Herausgeber:
Festa Verlag

Seiten:
576 Seiten

Inhalt
Zuerst verschwindet ein Sarg samt Leiche, dann ein Mädchen, das im Rollstuhl sitzt … Und das ist erst der Anfang des Grauens.
Welcher Teufel sucht die kleine Stadt Tylersville in Maryland heim?

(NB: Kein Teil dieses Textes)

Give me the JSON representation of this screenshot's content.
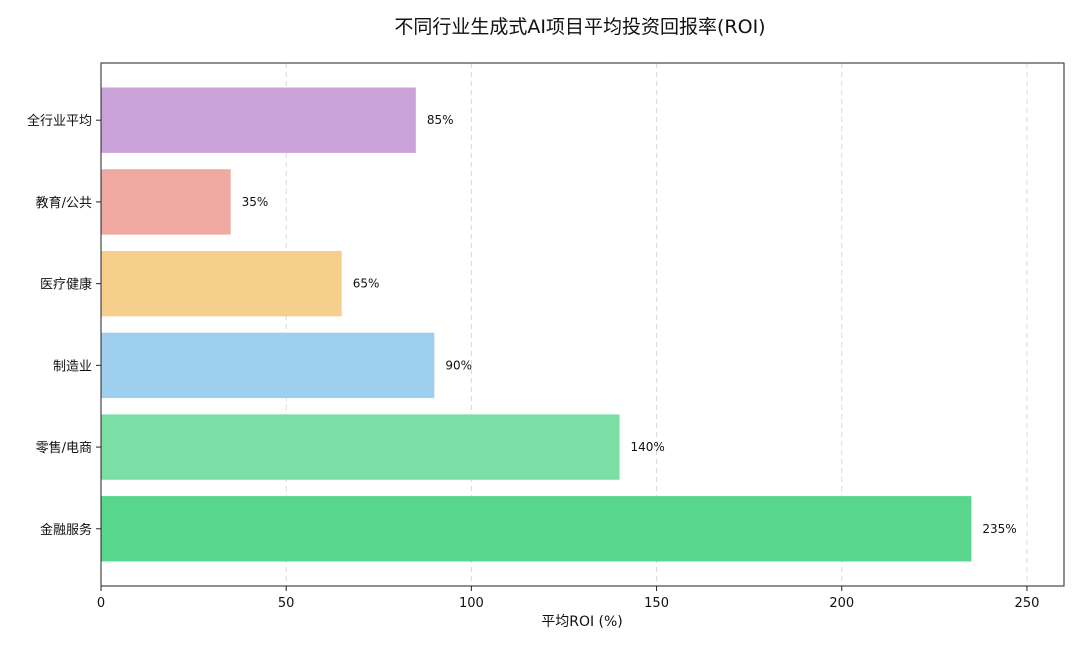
{
  "chart_data": {
    "type": "bar",
    "orientation": "horizontal",
    "title": "不同行业生成式AI项目平均投资回报率(ROI)",
    "xlabel": "平均ROI (%)",
    "ylabel": "",
    "categories": [
      "金融服务",
      "零售/电商",
      "制造业",
      "医疗健康",
      "教育/公共",
      "全行业平均"
    ],
    "values": [
      235,
      140,
      90,
      65,
      35,
      85
    ],
    "value_labels": [
      "235%",
      "140%",
      "90%",
      "65%",
      "35%",
      "85%"
    ],
    "colors": [
      "#58d68d",
      "#7bdea5",
      "#9ecfee",
      "#f6cf8c",
      "#f0a9a1",
      "#c8a2d8"
    ],
    "xlim": [
      0,
      260
    ],
    "xticks": [
      0,
      50,
      100,
      150,
      200,
      250
    ],
    "xtick_labels": [
      "0",
      "50",
      "100",
      "150",
      "200",
      "250"
    ],
    "grid": "x-dashed",
    "legend": "none"
  }
}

Edward Lees erster Roman von 1988: GHOULS. Ein nahezu klassischer Mystery-Thriller.

Meinung / Rezension
Das ist eines der dickeren Büchern, die ich von Edward Lee bisher gelesen habe. Die Geschichte hat mich zwar erst im dritten Teil richtig gepackt, aber auch der Rest war nicht langweilig. Es ist nich so viel spannendes auf einmal geschehen, die Geschichte plätscherte aber gemütlich vor sich hin und konnte trotzdem irgendwie fesseln. Lee hat immer wieder genau dann spannende Ereignisse eingebaut, wenn es langsam langweilig werden würde. Die Charaktere waren wunderbar ausgearbeitet, einige waren unsympathisch, andere hat man direkt lieb gewonnen. Ich musste auch teilweise lachen, nicht so oft wie bei anderen Lee Romanen, aber es ist durchaus Humor vorhanden.